The second approximation has significant differences, but that's an ok first pass at it.

skybrian · on March 11, 2023

As a mathematical model, it's almost completely unhelpful, like saying that all computers are technically state machines because they have a finite amount of memory.

Treating every combination of 4k tokens as a separate state with independent probabilities is useless for making probability estimates.

Better to say that it's a stateless function that computes probabilities for the next token and leave Markov out of it.

ar9av · on March 11, 2023

ChatGPT and Markov Chain are both text-generating models, but they use different approaches and technologies. Markov Chain generates text based on probabilities of word sequences in a given text corpus, while ChatGPT is a neural network-based model.

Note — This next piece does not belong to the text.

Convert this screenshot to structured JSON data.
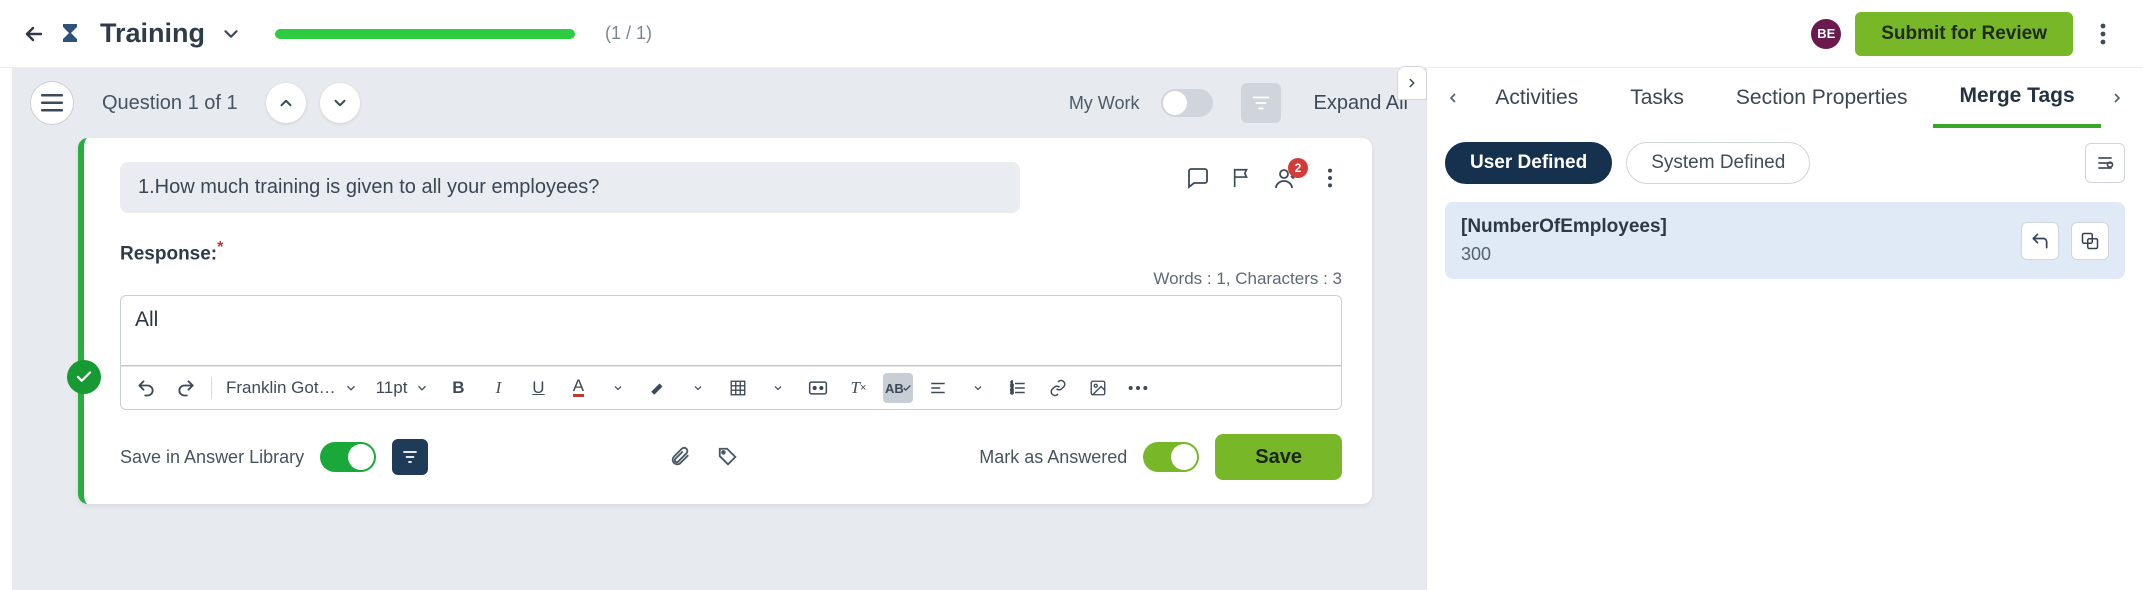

Compared to Markov Chain, ChatGPT is more advanced and capable of producing more coherent and contextually relevant text. It has a better understanding of language structure, grammar, and meaning, and can generate longer and more complex texts.

KyeRussell · on March 11, 2023

I see what you did there.

gverrilla · on March 12, 2023

Me too! But how, exactly?

bitL · on March 11, 2023

RLHF uses Markov chains as its backbone, at least theoretically (deep NN function approximations inside might override any theoretical Markov chain effect though).

TechBro8615 · on March 11, 2023

I guess if you squint, it kinda is, in the sense that it generates one token at a time.

nerdponx · on March 11, 2023

It's not a Markov chain because by definition a Markov chain only looks at the previous word. ChatGPT looks at a long sequence of previous words. But the general idea is still broadly the same.

PartiallyTyped · on March 11, 2023

That's not correct. In a Markov chain, the current state is a sufficient characteristic of the future. For all intents and purposes you can create a state with sufficiently long history to look at a long sequence of words.

nerdponx · on March 11, 2023

Also fair, but then the "current" state would also be a long window/sequence. Maybe that interpretation is valid if you look at the activations inside the network, but I wouldn't know about that.

PartiallyTyped · on March 11, 2023

Yes, the state for both is a long window / sequence. Under this view, for the transformer we do not need to compute anything for the previous tokens as due to the causal nature of the model, the tokens at [0, ... N-1] are oblivious to the token N. For token N we can use the previous computations since they do not change.

xwdv · on March 11, 2023

Hence why you have to squint.

Accujack · on March 11, 2023

Actually, it looks at all the meanings of the tokens within its window.

theGnuMe · on March 11, 2023

It is in the sense that it is Markov chain with an 8k token memory and the "MCMC step" is the DNN.